Il F. raggiunse Avignone, di cui era stato nominato vicelegato, e fu subito coinvolto in una nuova controversia con la corte di Francia. Preso in ostaggio dai Francesi Giorgio d'Austria, arcivescovo di Valenza, come rappresaglia per l'assassinio degli inviati A. Rincon e C. Fregoso da parte degli Imperiali, il F. diede rifugio nel territorio di Avignone alla scorta spagnola dell'arcivescovo, provocando le veementi proteste di Francesco I, che giunse a revocare al F. la concessione dell'abbazia di S. Michele della Chiusa. Mentre il Dandini, per porre fine all'Incidente, chiedeva a Roma il richiamo del F. da Avignone, lo stesso F. si recò a Parigi dove l'11 genn. 1542, ricevuto dal re, riuscì a ricomporre la controversia.
Ritornato in Italia, il 23 luglio 1543 il F. fu nominato governatore di Ancona e legato della Marca, dove rimase sicuramente fino all'agosto del 1544. Nel settembre era a Bologna, come testimonia il Giovio in una lettera del 19 settembre al cardinale A. Farnese. Il 1º febbr. 1545 il F. fu nominato nuovamente nunzio e commissario della Camera apostolica presso il duca di Savoia. Confermatigli all'atto della nomina i poteri che gli erano stati concessi nella precedente nunziatura, soprattutto riguardo alla riforma delle persone esenti della diocesi di Vercelli, il F. rimase poco tempo in Piemonte. Con l'occasione di accompagnare il principe Emanuele Filiberto, figlio del duca di Savoia, nel primo tratto del suo viaggio in Germania, il 7 giugno 1545 si fermò a Trento per le sessioni preparatorie del concilio.

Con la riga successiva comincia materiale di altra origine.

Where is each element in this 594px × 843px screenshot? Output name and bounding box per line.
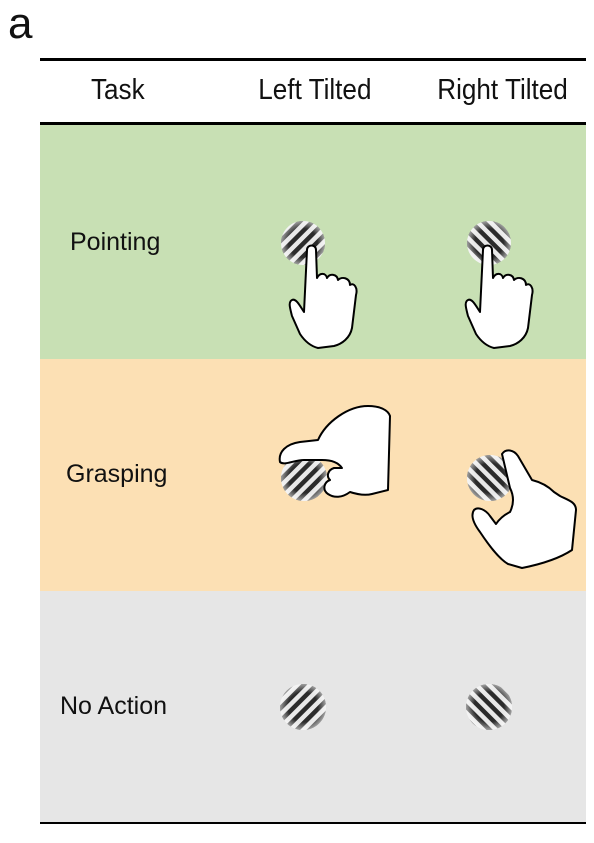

Partecipò alla sessione di apertura del concilio il 13 dic. 1545 e, poiché erano subito sorti violenti contrasti in seguito alla richiesta da parte di alcuni prelati di esclusione dei regolari, il F. fu incaricato di ottenere informazioni su tutti i convenuti. Fu coadiuvato nei tre mesi dell'incarico da T. Campeggi, vescovo di Feltre, e da G. T. Sanfelice, vescovo di Cava. Era presente anche alla II sessione, apertasi il 7 genn. 1546; in quell'occasione si schierò con i prelati italiani affinché nel concilio si discutesse non della riforma, ma solo dei dogmi contro le eresie luterane, come Paolo III aveva insistentemente richiesto a Carlo V. Non partecipò alla III sessione: trasferitosi dapprima a Padova per curare i reumatismi (7 febbraio), nel luglio 1546raggiunse Roma, lasciando procura ai vescovi di Senigallia e Bitonto, M. Vigerio e C. Mussi, affinché lo rappresentassero al concilio. Grazie all'appoggio del cardinale C. Madruzzo, che già aveva fatto pressioni in proposito, ottenne finalmente la porpora cardinalizia, con il titolo di S. Vitale, l'8 apr. 1549.
Morì a Roma nella notte tra il 13 ed il 14 ag. 1549. Fu prima sepolto nella chiesa di S. Maria della Pace ed in seguito le sue spoglie furono trasferite a Biella nella tomba di famiglia.